Rod Brooks, director of the computer science and artificial intelligence lab at Massachusetts Institute of Technology (MIT), which is involved with the research, said that robotics was increasingly at the forefront of US military research, and that the remote-controlled moths, described by DARPA as Micro-Electro-Mechanical Systems, or MEMS, were one of a number of technologies soon to be deployed in combat zones.

“This is going to happen," said Mr Brooks. "It’s not science like developing the nuclear bomb, which costs billions of dollars. It can be done relatively cheaply.”
“Moths are creatures that need little food and can fly all kinds of places," he continued. "A bunch of experiments have been done over the past couple of years where simple animals, such as rats and cockroaches, have been operated on and driven by joysticks, but this is the first time where the chip has been injected in the pupa stage and ‘grown’ inside it.
“Once the moth hatches, machine learning is used to control it.”

Mr Brooks, who has worked on robotic technology for more than 30 years and whose company iRobot already supplies the US military with robots that defuse explosive devices laid by insurgents, said that the military would be increasingly reliant on ‘semi-autonomous’ devices, including ones which could fire.
“The DoD has said it wants one third of all missions to be unmanned by 2015, and there’s no doubt their things will become weaponised, so the question comes: should they given targeting authority?

“The prevailing view in the army at the moment seems to be that they shouldn’t, but perhaps it’s time to consider updating treaties like the Geneva Convention to include clauses which regulate their use.”

Debates such as those over stem cell research would “pale in comparison” to the increasingly blurred distinction between creatures – including humans – and machines, Mr Brooks, told an audience at the University of Southampton’s School of Electronics and Computer Science.

“Biological engineering is coming. There are already more than 100,000 people with cochlear implants, which have a direct neural connection, and chips are being inserted in people’s retinas to combat macular degeneration.

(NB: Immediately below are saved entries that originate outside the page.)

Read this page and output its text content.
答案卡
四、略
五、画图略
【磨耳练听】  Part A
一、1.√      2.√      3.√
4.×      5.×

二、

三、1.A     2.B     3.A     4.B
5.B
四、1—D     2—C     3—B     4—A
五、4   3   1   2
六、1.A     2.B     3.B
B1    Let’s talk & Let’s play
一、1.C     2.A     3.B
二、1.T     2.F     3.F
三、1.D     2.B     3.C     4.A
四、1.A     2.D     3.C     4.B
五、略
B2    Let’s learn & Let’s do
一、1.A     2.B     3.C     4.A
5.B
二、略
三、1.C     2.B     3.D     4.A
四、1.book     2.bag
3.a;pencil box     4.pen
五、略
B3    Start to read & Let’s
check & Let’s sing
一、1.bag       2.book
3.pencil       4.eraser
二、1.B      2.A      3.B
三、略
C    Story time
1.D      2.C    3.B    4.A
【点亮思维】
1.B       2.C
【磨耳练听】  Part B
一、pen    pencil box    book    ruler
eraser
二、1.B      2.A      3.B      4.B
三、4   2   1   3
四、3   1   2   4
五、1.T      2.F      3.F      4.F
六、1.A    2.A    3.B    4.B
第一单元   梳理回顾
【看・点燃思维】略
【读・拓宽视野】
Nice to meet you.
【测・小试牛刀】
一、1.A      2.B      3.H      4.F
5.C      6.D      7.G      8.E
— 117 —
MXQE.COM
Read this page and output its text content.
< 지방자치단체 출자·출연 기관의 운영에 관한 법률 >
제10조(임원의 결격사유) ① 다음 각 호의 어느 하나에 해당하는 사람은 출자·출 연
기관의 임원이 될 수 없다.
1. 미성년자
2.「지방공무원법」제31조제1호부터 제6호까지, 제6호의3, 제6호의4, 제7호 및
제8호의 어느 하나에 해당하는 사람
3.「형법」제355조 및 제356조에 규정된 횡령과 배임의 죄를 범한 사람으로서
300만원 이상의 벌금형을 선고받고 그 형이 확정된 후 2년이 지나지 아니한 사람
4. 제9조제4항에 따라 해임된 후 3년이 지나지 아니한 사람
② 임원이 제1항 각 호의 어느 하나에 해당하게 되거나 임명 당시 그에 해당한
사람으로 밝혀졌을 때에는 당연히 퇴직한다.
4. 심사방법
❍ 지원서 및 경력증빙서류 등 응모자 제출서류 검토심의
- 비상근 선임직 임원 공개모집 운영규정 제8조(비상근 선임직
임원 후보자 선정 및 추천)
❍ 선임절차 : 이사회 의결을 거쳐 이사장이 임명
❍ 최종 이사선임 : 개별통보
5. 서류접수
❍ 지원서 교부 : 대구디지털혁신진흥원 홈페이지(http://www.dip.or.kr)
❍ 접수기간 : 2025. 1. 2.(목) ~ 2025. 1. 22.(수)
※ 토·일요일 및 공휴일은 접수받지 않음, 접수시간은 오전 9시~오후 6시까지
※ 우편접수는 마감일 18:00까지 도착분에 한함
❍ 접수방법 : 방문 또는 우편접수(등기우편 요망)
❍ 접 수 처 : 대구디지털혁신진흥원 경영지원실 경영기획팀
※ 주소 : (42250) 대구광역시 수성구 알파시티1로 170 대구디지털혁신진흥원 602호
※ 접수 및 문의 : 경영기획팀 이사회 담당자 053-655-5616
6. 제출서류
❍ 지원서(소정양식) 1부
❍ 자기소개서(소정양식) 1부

By the 2012 Olympics, we’re going to be dealing with systems which can aid the oxygen uptake of athletes," [he said]...

Scientists create remote-controlled pigeon

Times Online and agencies
February 27, 2007

Chinese scientists have succeeded in implanting electrodes in the brain of a pigeon to control the bird’s flight remotely, state media have reported.

The Xinhua News Agency said scientists at the Robot Engineering Technology Research Centre at Shandong University of Science and Technology in eastern China used the micro-electrodes to command the bird to fly right or left, and up or down.
The implants stimulated different areas of the pigeon’s brain according to electronic signals sent by the scientists via computer, mirroring natural signals generated by the brain, Xinhua quoted chief scientist Su Xuecheng as saying.

It was the first such successful experiment on a pigeon in the world, said Mr Su, who conducted a similar successful experiment on mice in 2005.

The report did not specify what purpose the pigeons may perform.

3 Comments:

Blogger Harry Eagar said...

Can't help thinking of the field marshal of the roaches in Gilbert Shelton's Fat Freddie's Cat cartoons.

What's the half-life of a moth?

May 27, 2007 7:30 PM  
Blogger Oroborous said...

In the adult stage, various kinds of moths live from two weeks to two months.

Plenty of time in which to gather intelligence from a specific site.

May 28, 2007 2:04 AM  
Blogger Mike Beversluis said...

For what it's worth, those future developments are just building on top of an already over-whelming advantage. I, for one, welcome our new moth-masters.